Preventive maintenance


After each race meeting unload your kart, clean your tools and dump your old fuel. Clean your kart, engine and drive train. Check for wear on the sprocket and chain. If there is any wear replace both the chain and sprocket. These very important items will last quiet a few meetings but if you drive off the track, run your tyres at low pressure or do not lubricate your chain after every race you will find considerable wear on the sprocket and chain.

There are a number of things you should check as well

  • Floor tray bolts.
  • Fuel tank fittings.
  • Seat fittings.
  • Cracks in the chassis.
  • Steering components. If any units are a bit loose, replace them now.
  • Check the wheel bearings. If you do not use sealed bearings, take them out of the front wheels and back axle and give them a clean in petrol, dry them off and lubricate them. Spin them on your finger, if they sound rough, replace the noisy ones. This is the same with sealed bearings, if they are noisy when you spin them, replace them.

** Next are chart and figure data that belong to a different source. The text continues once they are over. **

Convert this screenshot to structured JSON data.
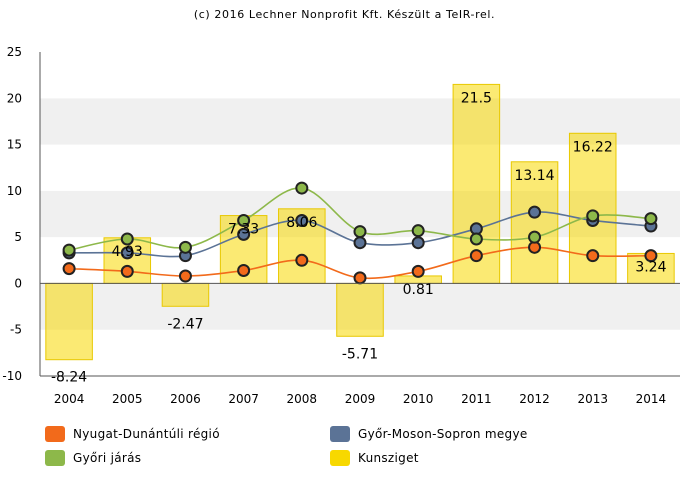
{
  "credit": "(c) 2016 Lechner Nonprofit Kft. Készült a TeIR-rel.",
  "chart_data": {
    "type": "bar+line",
    "x": [
      "2004",
      "2005",
      "2006",
      "2007",
      "2008",
      "2009",
      "2010",
      "2011",
      "2012",
      "2013",
      "2014"
    ],
    "ylim": [
      -10,
      25
    ],
    "yticks": [
      -10,
      -5,
      0,
      5,
      10,
      15,
      20,
      25
    ],
    "grid": "horizontal bands",
    "legend_position": "bottom",
    "bar_series": {
      "name": "Kunsziget",
      "color": "#f7d800",
      "values": [
        -8.24,
        4.93,
        -2.47,
        7.33,
        8.06,
        -5.71,
        0.81,
        21.5,
        13.14,
        16.22,
        3.24
      ],
      "labels": [
        "-8.24",
        "4.93",
        "-2.47",
        "7.33",
        "8.06",
        "-5.71",
        "0.81",
        "21.5",
        "13.14",
        "16.22",
        "3.24"
      ]
    },
    "line_series": [
      {
        "name": "Nyugat-Dunántúli régió",
        "color": "#f26a1b",
        "values": [
          1.6,
          1.3,
          0.8,
          1.4,
          2.5,
          0.6,
          1.3,
          3.0,
          3.9,
          3.0,
          3.0
        ]
      },
      {
        "name": "Győr-Moson-Sopron megye",
        "color": "#5b7396",
        "values": [
          3.3,
          3.3,
          3.0,
          5.3,
          6.8,
          4.4,
          4.4,
          5.9,
          7.7,
          6.8,
          6.2
        ]
      },
      {
        "name": "Győri járás",
        "color": "#8db84a",
        "values": [
          3.6,
          4.8,
          3.9,
          6.8,
          10.3,
          5.6,
          5.7,
          4.8,
          5.0,
          7.3,
          7.0
        ]
      }
    ]
  },
  "legend": [
    {
      "label": "Nyugat-Dunántúli régió",
      "color": "#f26a1b"
    },
    {
      "label": "Győr-Moson-Sopron megye",
      "color": "#5b7396"
    },
    {
      "label": "Győri járás",
      "color": "#8db84a"
    },
    {
      "label": "Kunsziget",
      "color": "#f7d800"
    }
  ]
}
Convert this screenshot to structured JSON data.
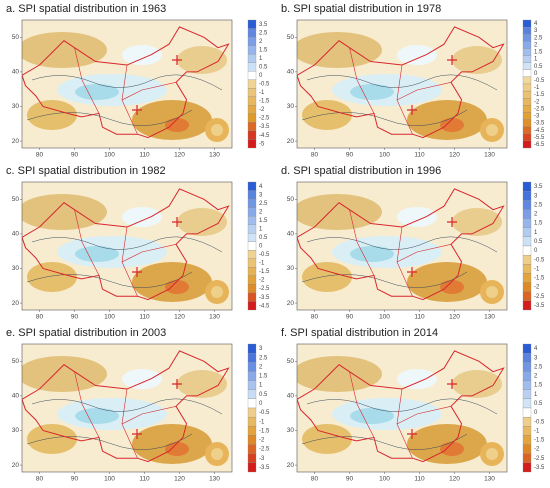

There are things called preventive maintenance. You can run an engine until it dies, this may be a lack of performance or a blow up. A lack of performance may be just rings or seals. After every race meeting you should remove the head and wipe out the oil and carbon build up. DO NOT USE a screwdriver or other abrasive material to clean up the head. Sometimes you may get a build up of carbon around the ports, again DO NOT USE a screwdriver or other abrasive material to clean up this area. If you can’t clean the area up with a rag, get a reputable engine builder to do it for you. To keep your engine performance up to scratch put a new ring in it after 3 meetings and after around 6 race meetings replace all the seals and gaskets. After a dozen or so meetings get the engine rebuilt which will include bearings, seals, gaskets, maybe a hone and new piston and rings. This may sound expensive, but $400.00 on preventative maintenance can be better than having your engine letting go (going bang) and you have to buy a new engine or if you were lucky! a barrel.

Be positive

Karting is the most affordable form of motorsport but like any motorsport you take everything to the limit, engine, tyres, chassis and yourself. If you don’t feel too good (probably because you are working too hard, burning the candle at both ends), you go to the doctor and he/she says – you are working too hard, slow down/exercise more/cut out the smokes and or beer/change your diet/manage yourself better. Anything mechanical is the same as the body. There are measures you can take to keep your body in good trim, called preventative maintenance, the same as your kart. Keep it in good working order by maintaining it correctly and carrying out the simple things. Even if you do all these things, the inevitable happens. The best cared for body can have a heart attack, as can an engine blow up or a stub axle break.